Personal information
- Full name: Esteban Cristóbal Valencia Reyes
- Date of birth: 13 June 1999 (age 26)
- Place of birth: Santiago, Chile
- Height: 1.72 m (5 ft 8 in)
- Position: Midfielder

Team information
- Current team: Cobresal

Youth career
- Universidad de Chile

Senior career*
- Years: Team / Apps / (Gls)
- 2018–2021: Universidad de Chile / 0 / (0)
- 2018: → San Marcos (loan) / 13 / (2)
- 2019–2021: → Unión La Calera (loan) / 33 / (4)
- 2021–2024: Unión La Calera / 86 / (2)
- 2025: Ñublense / 20 / (0)
- 2026–: Cobresal / 0 / (0)

International career^{‡}
- 2018–2019: Chile U20 / 5 / (0)

Medal record
Men's football
Representing Chile
South American Games
| Gold medal – first place | 2018 Cochabamba |  |

= Esteban Valencia (footballer, born 1999) =

Chilean footballer

Esteban Cristóbal Valencia Reyes (born 13 August 1999) is a Chilean footballer who currently plays as a midfielder for Cobresal.

==Club career==
He has played loaned at San Marcos de Arica and Unión La Calera from Universidad de Chile. Along with the Cement Team, he has played at the 2020 Copa Sudamericana.

In the 2021 season, he left Universidad de Chile to join Unión La Calera.

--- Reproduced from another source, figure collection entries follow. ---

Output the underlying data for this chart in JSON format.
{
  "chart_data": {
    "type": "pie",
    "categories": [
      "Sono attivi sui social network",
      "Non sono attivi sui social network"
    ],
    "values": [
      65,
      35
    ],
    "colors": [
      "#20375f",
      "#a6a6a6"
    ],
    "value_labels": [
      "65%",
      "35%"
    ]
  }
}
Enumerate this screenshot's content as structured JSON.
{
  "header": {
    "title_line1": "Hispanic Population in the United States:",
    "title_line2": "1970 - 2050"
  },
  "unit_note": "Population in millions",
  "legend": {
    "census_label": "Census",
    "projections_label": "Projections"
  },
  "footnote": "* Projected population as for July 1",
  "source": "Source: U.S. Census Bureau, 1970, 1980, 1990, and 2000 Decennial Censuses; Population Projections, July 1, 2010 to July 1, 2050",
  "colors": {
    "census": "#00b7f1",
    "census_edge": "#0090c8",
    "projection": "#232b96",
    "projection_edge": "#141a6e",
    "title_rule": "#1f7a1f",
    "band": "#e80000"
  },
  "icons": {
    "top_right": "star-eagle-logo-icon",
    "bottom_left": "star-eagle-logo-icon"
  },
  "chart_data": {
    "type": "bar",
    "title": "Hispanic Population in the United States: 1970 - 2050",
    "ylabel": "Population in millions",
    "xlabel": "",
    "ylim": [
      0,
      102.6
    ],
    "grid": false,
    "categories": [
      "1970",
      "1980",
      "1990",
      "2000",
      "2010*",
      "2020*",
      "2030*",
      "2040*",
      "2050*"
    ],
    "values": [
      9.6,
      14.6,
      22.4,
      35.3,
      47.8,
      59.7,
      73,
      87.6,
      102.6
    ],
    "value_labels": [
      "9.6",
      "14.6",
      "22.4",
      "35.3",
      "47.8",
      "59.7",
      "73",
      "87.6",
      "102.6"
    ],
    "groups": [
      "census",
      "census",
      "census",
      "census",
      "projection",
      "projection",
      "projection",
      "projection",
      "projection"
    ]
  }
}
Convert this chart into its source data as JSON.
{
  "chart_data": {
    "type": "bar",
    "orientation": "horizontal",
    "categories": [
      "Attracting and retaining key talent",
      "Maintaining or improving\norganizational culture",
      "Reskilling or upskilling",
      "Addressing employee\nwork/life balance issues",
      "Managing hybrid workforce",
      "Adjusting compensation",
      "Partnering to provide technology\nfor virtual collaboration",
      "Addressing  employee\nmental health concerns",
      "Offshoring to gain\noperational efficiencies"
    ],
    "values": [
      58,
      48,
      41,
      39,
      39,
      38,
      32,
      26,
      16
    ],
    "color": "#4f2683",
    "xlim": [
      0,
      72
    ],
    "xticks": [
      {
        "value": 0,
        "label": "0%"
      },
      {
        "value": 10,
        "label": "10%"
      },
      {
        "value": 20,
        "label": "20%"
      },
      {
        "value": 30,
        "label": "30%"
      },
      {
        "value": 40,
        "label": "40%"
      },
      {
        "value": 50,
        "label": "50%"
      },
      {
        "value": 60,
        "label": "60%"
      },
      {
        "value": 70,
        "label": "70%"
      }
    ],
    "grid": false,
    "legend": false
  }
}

Valencia signed with Ñublense in 2025. The enxt season, he switched to Cobresal.

==International career==
At under-20 level, Valencia represented Chile in both the 2018 South American Games, winning the gold medal, and the 2019 South American Championship.

==Personal life==
He is the son of former Chilean international footballer Esteban Valencia Bascuñán, who is also a historical player of Universidad de Chile.